Large-scale renewable energy transmission is constrained by geographic and technological barriers. In the U.S., our most abundant renewable power resources are located in the center of the country and require a highly efficient transmission infrastructure to direct energy to population centers on the coasts. ABB will be a critical player in meeting this challenge, while also acting as the largest supplier of products and services to wind turbine manufacturers. Currently, ABB is linking an offshore wind farm to the German power grid using high-voltage direct current transmission technology.
Infrastructure stimulus spending and a much needed replacement cycle will benefit ABB in the short term.

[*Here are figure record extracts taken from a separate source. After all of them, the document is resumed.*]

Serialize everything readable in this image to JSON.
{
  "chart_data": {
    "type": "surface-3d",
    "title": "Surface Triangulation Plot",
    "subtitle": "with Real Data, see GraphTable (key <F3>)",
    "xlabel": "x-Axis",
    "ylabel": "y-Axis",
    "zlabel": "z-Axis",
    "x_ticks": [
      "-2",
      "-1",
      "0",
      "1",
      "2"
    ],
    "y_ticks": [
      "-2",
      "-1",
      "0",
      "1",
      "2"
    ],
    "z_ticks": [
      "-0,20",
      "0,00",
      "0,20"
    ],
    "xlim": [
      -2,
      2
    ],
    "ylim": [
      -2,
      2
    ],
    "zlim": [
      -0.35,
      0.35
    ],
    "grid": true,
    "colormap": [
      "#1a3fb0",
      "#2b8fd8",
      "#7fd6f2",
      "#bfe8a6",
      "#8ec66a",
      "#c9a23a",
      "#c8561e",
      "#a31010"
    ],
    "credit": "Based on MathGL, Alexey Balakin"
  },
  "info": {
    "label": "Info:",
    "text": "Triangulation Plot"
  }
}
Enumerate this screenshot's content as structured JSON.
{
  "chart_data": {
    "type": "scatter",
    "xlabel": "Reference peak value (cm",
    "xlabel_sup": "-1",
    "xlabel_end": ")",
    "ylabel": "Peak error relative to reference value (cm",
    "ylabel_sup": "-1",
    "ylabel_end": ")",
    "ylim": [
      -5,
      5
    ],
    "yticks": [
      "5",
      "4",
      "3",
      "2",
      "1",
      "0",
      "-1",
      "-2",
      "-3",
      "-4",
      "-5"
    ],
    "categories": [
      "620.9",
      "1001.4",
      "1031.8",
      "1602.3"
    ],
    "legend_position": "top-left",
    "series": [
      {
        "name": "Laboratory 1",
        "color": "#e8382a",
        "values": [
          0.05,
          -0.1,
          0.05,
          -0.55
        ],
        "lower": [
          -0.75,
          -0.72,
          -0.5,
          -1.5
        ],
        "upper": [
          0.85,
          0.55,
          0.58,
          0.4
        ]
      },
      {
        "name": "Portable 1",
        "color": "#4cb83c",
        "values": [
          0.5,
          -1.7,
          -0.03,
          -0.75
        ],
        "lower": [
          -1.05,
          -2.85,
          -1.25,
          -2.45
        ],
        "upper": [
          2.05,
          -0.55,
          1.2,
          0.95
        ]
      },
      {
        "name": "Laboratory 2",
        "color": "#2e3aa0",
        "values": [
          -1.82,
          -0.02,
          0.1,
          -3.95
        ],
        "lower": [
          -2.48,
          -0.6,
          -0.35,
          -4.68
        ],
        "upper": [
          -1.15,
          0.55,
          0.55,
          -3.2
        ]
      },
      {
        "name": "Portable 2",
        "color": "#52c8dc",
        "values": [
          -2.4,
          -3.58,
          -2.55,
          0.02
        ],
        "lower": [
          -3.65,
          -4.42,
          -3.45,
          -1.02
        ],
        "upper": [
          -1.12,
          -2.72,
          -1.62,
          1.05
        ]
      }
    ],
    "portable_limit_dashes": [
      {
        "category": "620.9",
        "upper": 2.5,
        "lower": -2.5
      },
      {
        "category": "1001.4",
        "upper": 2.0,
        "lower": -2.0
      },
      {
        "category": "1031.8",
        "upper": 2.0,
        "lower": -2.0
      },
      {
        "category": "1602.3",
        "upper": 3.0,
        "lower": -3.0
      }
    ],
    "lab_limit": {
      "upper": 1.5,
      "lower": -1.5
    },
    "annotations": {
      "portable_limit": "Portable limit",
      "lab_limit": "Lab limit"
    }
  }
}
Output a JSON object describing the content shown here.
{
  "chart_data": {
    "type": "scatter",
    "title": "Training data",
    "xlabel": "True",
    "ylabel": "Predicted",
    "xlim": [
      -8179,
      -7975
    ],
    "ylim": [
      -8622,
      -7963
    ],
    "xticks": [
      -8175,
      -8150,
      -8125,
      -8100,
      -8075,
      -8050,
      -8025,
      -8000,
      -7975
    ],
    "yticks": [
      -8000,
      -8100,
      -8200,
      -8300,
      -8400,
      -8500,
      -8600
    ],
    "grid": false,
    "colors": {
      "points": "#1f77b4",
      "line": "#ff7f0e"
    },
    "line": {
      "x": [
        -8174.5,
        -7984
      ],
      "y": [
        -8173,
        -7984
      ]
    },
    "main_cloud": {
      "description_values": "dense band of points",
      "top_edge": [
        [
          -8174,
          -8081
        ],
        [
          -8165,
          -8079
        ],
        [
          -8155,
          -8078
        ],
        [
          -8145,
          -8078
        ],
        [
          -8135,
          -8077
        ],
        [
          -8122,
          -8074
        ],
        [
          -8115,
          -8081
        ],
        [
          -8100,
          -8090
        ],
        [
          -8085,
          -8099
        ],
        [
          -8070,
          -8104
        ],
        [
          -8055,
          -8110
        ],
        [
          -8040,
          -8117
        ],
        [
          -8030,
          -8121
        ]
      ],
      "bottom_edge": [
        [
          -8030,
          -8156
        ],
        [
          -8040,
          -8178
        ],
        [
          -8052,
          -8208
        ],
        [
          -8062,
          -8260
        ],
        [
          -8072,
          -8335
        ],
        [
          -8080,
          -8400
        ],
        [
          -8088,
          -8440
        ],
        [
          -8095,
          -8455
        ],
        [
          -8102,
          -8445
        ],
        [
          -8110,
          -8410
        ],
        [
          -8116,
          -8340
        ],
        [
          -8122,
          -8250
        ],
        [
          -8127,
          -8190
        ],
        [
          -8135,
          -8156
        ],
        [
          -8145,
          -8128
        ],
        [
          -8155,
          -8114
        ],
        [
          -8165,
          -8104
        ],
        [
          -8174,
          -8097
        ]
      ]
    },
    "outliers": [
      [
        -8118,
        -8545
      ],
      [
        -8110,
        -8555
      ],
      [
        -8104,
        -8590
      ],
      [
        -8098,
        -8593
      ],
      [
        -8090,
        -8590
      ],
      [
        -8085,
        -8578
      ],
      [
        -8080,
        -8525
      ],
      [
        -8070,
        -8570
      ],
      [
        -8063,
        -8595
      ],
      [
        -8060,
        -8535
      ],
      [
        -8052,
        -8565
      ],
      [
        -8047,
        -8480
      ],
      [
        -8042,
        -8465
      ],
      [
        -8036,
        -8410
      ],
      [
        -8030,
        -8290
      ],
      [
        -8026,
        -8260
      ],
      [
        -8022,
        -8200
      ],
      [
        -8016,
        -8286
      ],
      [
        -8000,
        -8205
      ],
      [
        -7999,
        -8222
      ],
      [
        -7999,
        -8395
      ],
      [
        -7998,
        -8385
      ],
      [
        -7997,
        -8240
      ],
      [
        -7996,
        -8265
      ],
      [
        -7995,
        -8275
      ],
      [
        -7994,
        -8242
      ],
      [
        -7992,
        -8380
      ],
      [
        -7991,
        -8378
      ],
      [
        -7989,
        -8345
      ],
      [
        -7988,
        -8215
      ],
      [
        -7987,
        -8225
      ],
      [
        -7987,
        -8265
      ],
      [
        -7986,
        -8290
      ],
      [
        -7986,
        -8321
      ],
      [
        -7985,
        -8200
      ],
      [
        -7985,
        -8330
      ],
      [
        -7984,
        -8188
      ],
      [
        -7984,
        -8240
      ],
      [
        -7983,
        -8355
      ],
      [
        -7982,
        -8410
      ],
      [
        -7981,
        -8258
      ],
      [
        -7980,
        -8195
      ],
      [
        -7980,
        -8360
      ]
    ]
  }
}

Seventy-five percent of transmission lines in the U.S. are 25 years old or older, and the National Electric Reliability Council and new energy efficiency requirements from the Department of Energy are driving systems replacement. In addition, China is planning heavy infrastructure spending to shore up its own economy. Infrastructure buildout in emerging markets accounts for over half of ABB’s revenues.
ABB’s growth will also be bolstered by its financial flexibility. The company has the strongest balance sheet in the industry due to a successful organic growth strategy focused on improving operational efficiency, disposing of non-core assets, paying off debt, and avoiding large mergers and acquisitions. With $4.6 billion in net cash and very low debt, the company is poised to benefit from low acquisition target valuations and industry consolidation.